ICUMI (In Case You Missed It)

An irreverent and not always accurate view of the world

0
courtesy of CSUS.edu

Why the media coverage of the 2016 presidential election process sucks so bad

If you haven’t noticed that the coverage of the race to be the next president is the worst in history, it is likely because it is the worst in history. But with a quick primer, you too can learn to translate what the corporate media is actually doing.

For beginners, the 2016 presidential race is about choosing between corporate-sponsored politicians and outsiders, aka non-establishment candidates.

This has occurred because most Americans are fed up with a system that only serves the wealthy donors and corporations who fund the establishment politicos.

So the news coverage should be expected to reflect this, but it really doesn’t in a meaningful way and there is good reason, namely establishment media.

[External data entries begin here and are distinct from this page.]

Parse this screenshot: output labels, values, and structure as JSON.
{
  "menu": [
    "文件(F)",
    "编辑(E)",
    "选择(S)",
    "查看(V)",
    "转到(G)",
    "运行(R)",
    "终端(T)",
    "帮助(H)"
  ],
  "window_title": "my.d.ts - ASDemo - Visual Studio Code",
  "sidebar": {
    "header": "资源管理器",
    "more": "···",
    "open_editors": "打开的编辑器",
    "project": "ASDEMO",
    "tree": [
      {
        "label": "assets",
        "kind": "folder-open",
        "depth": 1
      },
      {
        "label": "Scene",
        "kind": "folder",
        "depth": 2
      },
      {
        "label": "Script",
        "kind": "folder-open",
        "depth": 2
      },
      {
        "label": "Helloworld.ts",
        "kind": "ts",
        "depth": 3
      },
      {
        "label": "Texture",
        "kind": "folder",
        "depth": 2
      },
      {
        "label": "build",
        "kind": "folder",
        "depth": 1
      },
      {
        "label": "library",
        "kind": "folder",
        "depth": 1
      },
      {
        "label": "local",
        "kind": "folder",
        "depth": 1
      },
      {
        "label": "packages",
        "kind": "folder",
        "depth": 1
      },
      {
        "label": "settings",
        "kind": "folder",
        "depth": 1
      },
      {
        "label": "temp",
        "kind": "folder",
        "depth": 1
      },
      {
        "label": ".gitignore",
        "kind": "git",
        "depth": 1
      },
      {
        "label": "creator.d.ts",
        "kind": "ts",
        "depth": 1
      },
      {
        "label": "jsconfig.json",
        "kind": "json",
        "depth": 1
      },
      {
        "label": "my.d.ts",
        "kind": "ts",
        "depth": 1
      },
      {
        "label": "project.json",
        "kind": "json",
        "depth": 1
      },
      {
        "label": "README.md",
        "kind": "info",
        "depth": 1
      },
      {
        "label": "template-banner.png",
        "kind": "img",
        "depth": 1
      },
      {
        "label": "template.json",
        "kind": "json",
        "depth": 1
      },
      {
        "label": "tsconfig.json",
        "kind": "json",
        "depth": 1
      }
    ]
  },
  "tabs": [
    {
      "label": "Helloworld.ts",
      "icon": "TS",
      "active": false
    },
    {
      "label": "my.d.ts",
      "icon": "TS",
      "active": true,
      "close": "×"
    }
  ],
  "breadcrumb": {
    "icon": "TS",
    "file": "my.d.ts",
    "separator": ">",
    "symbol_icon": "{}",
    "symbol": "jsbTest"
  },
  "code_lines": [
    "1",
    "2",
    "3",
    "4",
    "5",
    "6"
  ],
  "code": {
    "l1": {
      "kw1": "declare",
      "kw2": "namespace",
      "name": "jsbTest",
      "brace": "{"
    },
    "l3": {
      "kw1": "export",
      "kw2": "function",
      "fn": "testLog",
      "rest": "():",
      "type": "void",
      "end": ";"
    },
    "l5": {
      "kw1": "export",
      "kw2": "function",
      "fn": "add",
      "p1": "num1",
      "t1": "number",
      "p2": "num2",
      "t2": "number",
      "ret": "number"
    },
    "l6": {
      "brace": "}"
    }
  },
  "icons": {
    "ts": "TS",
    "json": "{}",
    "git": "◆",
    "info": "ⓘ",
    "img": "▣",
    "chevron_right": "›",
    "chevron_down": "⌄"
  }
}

Since the creation of the original Media Monopoly maps created by NYU’s Mark Crispin Miller two decades ago, we have known who controls the news, or better said, we got the opportunity to know who owns the news. But because the news owners weren’t about to report on themselves and their own media monopolies, most Americans are still in the dark. Back in 1996 it was GE, Disney and Westinghouse who controlled two-thirds of all media in the U.S. Today there are even fewer players.

The point is this: the owners of the talking heads we see analyzing the debates and primaries on network and cable TV, as well as the internet, are simply really highly paid employees of major corporations that have used the current broken campaign finance system to control politicians and the laws they create. So in order to maintain the status quo, which serves these corporation’s profits so well, they use their news employees to manipulate coverage in order to impact voting outcomes.

art 1 icumiWikimedia Commons

How else can you explain why the Today Show decided to give air time to only Hillary Clinton, not her opponent Bernie Sanders who was tied in the polls, on the morning of the Iowa caucuses? What else can explain why “Super Journalist” Savannah Guthrie’s first question to Clinton was something to the effect of, “Why aren’t you making more out of the fact that if Bernie Sanders were to win the Democratic nomination it would pretty much guarantee we would have a Republican president?” Of Course Clinton agreed to this corporate propaganda designed to scare Sanders supporters. And then there was mighty mouth Chris Matthews criticizing Sanders at every turn: He should have done this, he should have done that, and finally noting the Iowa results were a huge setback for Sanders.

art 2 icumiWikimedia Commons

Are you effing kidding me, Chris? It came down to Clinton, the establishment’s (read: the corporate media’s) chosen one, having to win six out of seven coin flips in tied precincts for Clinton not to lose. Personally, I’d like to see those coins, because in Vegas they would give you a-thousand-to-one odds you couldn’t win six coin flips in a row. I’m guessing Hillary’s head was on both sides. But it doesn’t matter.

Guthrie makes $2 million a year, and Matthews rakes in $5 million a year. And it’s the same all over television news. These are not people who are likely to bite the corporate hands that feed them. No one has to send them an email telling them to play up Clinton and play down Sanders. They know their multimillion-dollar contract is up in a couple of years and they aren’t dumb enough to do anything to jeopardize that.

This is what is wrong with corporate media and its coverage of this election.
Where else could Hillary Clinton declare Sanders a mad man who wants to create a healthcare system for everyone that can never, ever happen in America on one night, and then declare her undying commitment to universal healthcare the very next day, and not see endless loops of those two conflicting statements running over and over again?

The corporate media likes Citizens United as much as Wall Street. Please watch it accordingly.